It wasn’t what the “pundits” saw coming—an American Pope, not to mention one who would, as Cardinal Robert Francis Prevost did, take the name Leo XIV.
Few names in the Catholic nomenclature carry more power.
Start with the last one, Leo XIII, who even bore a bit of a resemblance to the new Supreme Pontiff.
It was Pope Leo XIII who revived and revised the momentous prayer to the Archangel Michael.
That had occurred after a vision or locution in which he is said to have heard Satan granted a period of time (said to have vein, figuratively or literally, seventy-five years) to test mankind and the Church. Is that period up? (Or does it yet portend a dramatic conclusion?)
We are certainly in very tense times, including in America, from which this new Pontiff hails.
Leo XIII was also famous for his encyclical against Freemasonry and renowned for his intellectual depth, diplomatic agility, and pioneering role in bringing the Church into modern social debates. His papacy bridged the nineteenth and twentieth centuries during a period marked by the aftermath of the French Revolution, the loss of the Papal States, and the rise of industrial capitalism and socialism.
Leo XIII’s most famous encyclical, Rerum Novarum, addressed the rights and duties of capital and labor. It is widely considered the foundation of modern Catholic social teaching, supporting workers’ rights, unions, and fair wages while rejecting both unbridled capitalism and Marxist socialism.
Known as “the Rosary Pope,” he issued eleven encyclicals on the Rosary, encouraging Marian devotion and promoting the Rosary as a spiritual weapon against modern challenges.

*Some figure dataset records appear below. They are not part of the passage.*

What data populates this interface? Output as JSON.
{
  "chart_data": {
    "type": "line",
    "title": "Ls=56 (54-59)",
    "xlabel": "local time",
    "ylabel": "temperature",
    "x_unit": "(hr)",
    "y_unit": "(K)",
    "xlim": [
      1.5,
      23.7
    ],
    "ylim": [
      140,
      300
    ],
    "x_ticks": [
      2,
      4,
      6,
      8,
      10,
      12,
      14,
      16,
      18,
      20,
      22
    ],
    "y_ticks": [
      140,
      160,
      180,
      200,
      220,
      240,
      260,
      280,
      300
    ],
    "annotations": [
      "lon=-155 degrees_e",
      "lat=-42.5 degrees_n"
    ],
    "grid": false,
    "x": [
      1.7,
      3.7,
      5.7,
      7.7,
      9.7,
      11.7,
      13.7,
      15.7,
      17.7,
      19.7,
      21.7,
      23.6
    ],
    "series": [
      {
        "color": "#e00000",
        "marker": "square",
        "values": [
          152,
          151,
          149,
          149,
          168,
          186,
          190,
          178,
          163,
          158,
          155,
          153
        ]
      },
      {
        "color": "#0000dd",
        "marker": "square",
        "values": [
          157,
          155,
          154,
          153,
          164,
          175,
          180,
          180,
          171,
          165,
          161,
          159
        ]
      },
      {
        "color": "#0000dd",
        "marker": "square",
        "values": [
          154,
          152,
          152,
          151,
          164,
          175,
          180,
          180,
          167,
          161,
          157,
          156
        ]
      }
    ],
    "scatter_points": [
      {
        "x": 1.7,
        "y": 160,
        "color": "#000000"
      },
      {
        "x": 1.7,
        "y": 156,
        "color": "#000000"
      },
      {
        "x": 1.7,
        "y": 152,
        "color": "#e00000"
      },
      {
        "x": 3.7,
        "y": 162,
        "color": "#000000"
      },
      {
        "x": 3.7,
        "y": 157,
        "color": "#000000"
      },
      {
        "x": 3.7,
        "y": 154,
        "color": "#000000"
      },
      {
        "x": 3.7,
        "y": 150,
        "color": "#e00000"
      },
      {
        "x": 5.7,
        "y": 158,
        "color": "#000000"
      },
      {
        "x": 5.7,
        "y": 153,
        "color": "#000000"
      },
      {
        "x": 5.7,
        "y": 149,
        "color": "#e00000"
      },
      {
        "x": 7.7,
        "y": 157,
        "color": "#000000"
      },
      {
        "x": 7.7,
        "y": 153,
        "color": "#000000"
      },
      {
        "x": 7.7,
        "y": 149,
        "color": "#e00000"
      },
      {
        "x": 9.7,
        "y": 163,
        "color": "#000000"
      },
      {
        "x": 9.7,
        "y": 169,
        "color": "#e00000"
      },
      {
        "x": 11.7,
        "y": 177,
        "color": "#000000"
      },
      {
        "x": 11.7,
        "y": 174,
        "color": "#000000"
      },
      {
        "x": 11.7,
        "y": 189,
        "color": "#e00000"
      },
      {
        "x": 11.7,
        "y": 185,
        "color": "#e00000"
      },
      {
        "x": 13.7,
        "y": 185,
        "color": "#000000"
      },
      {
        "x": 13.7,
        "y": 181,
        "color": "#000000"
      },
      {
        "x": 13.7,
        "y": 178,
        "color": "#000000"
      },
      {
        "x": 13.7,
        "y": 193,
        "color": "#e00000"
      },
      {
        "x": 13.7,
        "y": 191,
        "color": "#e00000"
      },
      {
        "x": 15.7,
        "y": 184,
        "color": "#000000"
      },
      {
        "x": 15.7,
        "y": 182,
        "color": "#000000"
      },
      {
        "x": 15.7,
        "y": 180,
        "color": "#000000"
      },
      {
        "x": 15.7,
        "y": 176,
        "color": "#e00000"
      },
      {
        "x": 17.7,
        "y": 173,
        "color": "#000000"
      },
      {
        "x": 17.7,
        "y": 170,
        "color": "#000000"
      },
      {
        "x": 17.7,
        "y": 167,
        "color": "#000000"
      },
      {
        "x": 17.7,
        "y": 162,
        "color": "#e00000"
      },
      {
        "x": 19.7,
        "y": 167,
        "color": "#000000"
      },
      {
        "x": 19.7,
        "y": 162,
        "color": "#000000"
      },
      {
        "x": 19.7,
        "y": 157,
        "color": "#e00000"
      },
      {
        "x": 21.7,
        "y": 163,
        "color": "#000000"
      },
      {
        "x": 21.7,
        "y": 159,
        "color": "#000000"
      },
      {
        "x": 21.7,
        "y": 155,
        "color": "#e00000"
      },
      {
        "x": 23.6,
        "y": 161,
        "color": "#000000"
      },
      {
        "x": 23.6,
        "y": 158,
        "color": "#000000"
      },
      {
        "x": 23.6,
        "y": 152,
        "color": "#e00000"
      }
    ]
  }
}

He also reinvigorated Catholic philosophy and theology by promoting Saint Thomas Aquinas as a principal guide and worked to improve relations with secular governments, including Germany, France, and Russia.
If it is any marker, Leo XIII also tried to open channels between the Church and the modern world, advocating for moral leadership without direct political rule. He often emphasized reason, natural law, and the compatibility of faith and science.
It seems entirely unlikely that Cardinal-Prevost-now-Pope Leo XIV, in taking the name Leo, didn’t know of that and perhaps have at least some of it in mind.
And the first Pope Leo?
That was Leo the Great (one of only three pontiffs to bear the title “Great”), known as a theological lion and mystic.
Amid the decline of the Roman Empire and the swelling tide of barbarian invasions, the Church found itself as the last bastion of civilization, order, and truth. It was in this fragile moment of history that the singular figure of Pope Leo I emerged, reigning from 440 to 461 A.D.
A stalwart defender of orthodoxy—a master of the Latin tongue and a spiritual bulwark in a crumbling world—Leo combined the heart of a mystic with the mind of a theologian and the will of a prophet.
While most remember Leo for a confrontation with Attila the Hun (he convinced Attila not to invade Italy), his mystical aspect is less often discussed—but no less central to his legacy.
For Leo was not merely a ruler of the Church; he was a contemplative, a man whose vision pierced beyond the material realm to the eternal mysteries of Christ and His Church.
At the heart of Leo’s papacy was a profound mystical vision of the Incarnation.
His vision of theosis—man’s transformation in God—echoes the mysticism of the Eastern Fathers and prefigures the writings of saints like John of the Cross and Catherine of Siena. He portrayed the Eucharist not merely as a memorial, but as a continuation of the mystery of the Incarnation itself:
His sermons spoke to the cosmic drama of salvation: angels, demons, grace, judgment, and redemption. He saw history not as random tragedy, but as the unfolding of God’s providence.
In his Lenten homilies, he urged the faithful to return to fasting and prayer, not as ritual, but as purification of the soul. His vision of the Christian life is deeply ascetical and rooted in the longing for union with God.
Even temporal disasters, he wrote, must be seen as chastisements permitted for the soul’s awakening.
He once preached, “Our earthly life is the road, not the home.” This mystical realism—rooted in both eternity and history—is perhaps Leo’s greatest legacy.